In the era of big data, reducing data dimensionality is critical in many areas of science. Widely used Principal Component Analysis (PCA) addresses this problem by computing a low dimensional data embedding that maximally explain variance of the data. However, PCA has two major weaknesses. Firstly, it only considers linear correlations among variables (features), and secondly it is not suitable for categorical data. We resolve these issues by proposing Maximally Correlated Principal Component Analysis (MCPCA). MCPCA computes transformations of variables whose covariance matrix has the largest Ky Fan norm. Variable transformations are unknown, can be nonlinear and are computed in an optimization.
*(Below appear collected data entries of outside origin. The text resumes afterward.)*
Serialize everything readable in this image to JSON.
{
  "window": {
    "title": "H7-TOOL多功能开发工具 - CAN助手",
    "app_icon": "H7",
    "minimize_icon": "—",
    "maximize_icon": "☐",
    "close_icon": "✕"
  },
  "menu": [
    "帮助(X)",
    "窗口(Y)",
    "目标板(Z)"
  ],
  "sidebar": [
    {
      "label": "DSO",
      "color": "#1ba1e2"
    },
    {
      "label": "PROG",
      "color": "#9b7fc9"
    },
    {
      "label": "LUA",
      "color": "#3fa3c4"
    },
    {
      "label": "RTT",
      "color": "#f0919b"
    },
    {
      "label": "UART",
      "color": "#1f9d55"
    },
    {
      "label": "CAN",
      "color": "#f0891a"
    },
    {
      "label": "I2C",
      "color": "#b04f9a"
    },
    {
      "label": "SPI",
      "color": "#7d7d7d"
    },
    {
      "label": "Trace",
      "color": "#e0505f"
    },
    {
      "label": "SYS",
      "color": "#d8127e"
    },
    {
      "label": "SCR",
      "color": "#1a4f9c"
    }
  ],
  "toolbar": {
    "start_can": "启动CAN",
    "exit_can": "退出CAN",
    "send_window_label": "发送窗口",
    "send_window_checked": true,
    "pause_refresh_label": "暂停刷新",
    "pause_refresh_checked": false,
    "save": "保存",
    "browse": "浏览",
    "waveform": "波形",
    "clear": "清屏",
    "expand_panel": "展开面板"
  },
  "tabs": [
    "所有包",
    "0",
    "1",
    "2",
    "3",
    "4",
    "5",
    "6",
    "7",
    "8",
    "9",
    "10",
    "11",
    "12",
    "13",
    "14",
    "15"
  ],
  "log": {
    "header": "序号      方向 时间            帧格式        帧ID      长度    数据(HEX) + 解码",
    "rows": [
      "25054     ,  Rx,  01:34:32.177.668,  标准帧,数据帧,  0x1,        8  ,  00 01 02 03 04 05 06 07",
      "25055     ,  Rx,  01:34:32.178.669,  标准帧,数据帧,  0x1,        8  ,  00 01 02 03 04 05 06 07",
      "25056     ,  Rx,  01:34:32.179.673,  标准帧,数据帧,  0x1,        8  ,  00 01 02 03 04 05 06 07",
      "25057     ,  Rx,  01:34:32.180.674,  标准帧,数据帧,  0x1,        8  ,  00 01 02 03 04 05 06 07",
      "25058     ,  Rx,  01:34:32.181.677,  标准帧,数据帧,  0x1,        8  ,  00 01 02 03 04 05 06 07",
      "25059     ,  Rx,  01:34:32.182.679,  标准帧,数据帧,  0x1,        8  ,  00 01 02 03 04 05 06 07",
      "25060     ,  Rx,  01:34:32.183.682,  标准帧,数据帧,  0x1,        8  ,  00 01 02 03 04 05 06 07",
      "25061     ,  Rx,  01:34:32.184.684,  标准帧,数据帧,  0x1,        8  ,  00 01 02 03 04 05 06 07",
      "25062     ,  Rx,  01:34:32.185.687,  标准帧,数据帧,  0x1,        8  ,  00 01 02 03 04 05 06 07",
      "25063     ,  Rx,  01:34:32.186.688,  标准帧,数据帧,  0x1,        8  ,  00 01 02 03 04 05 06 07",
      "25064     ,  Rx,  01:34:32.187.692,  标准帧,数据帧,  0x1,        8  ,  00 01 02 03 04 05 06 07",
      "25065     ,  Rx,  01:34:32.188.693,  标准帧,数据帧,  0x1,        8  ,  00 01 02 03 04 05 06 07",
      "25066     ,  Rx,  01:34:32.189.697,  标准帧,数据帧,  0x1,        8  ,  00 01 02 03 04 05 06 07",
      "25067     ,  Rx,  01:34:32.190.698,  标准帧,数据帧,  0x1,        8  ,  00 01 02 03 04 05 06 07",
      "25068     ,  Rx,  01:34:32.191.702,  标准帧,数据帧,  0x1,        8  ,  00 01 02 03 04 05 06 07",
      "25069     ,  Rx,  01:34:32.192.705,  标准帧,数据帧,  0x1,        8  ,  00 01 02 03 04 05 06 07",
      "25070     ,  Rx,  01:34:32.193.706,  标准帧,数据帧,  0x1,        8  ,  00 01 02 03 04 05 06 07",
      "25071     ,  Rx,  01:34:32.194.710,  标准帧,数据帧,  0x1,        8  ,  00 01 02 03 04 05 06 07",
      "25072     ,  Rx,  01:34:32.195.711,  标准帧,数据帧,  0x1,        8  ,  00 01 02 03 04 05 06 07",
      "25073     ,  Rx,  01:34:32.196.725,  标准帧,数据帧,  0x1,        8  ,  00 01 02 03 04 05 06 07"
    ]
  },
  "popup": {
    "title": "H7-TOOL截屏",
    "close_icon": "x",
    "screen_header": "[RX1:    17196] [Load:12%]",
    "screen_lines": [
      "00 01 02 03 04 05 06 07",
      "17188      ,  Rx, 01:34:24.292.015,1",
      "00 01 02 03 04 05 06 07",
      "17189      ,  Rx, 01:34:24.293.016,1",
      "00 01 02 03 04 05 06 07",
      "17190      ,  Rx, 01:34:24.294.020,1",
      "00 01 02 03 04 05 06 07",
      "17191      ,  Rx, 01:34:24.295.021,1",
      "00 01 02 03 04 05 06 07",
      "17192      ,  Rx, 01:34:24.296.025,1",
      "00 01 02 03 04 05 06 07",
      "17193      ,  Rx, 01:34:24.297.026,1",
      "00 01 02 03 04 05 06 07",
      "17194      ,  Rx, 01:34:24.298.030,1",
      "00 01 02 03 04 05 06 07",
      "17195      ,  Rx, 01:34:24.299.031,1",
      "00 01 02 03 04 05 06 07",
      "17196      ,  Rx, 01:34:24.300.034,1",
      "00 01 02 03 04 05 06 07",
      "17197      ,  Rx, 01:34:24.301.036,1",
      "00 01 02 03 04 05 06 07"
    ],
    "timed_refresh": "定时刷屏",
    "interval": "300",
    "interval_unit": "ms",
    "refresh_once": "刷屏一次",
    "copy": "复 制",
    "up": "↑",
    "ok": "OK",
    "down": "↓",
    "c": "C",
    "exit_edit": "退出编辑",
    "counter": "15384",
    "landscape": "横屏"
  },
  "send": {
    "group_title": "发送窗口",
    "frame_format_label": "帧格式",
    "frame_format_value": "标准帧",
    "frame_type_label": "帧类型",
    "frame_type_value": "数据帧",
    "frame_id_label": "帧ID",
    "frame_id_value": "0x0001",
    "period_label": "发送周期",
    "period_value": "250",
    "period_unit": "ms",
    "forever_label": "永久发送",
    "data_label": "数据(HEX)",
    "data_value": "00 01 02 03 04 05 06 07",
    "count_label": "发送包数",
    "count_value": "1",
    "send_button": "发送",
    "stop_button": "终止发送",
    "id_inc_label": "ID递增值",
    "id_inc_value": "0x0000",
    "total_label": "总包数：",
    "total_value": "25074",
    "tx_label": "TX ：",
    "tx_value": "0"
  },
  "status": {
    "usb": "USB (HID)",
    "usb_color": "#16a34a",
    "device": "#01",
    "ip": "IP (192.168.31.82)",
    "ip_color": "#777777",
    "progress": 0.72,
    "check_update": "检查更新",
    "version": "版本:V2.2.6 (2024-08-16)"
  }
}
MCPCA can also be viewed as a multivariate extension of Maximal Correlation. For jointly Gaussian variables we show that the covariance matrix corresponding to the identity (or the negative of the identity) transformations majorizes covariance matrices of non-identity functions. Using this result we characterize global MCPCA optimizers for nonlinear functions of jointly Gaussian variables for every rank constraint. For categorical variables we characterize global MCPCA optimizers for the rank one constraint based on the leading eigenvector of a matrix computed using pairwise joint distributions. For a general rank constraint we propose a block coordinate descend algorithm and show its convergence to stationary points of the MCPCA optimization. We compare MCPCA with PCA and other state-of-the-art dimensionality reduction methods including Isomap, LLE, multilayer autoencoders (neural networks), kernel PCA, probabilistic PCA and diffusion maps on several synthetic and real datasets. We show that MCPCA consistently provides improved performance compared to other methods.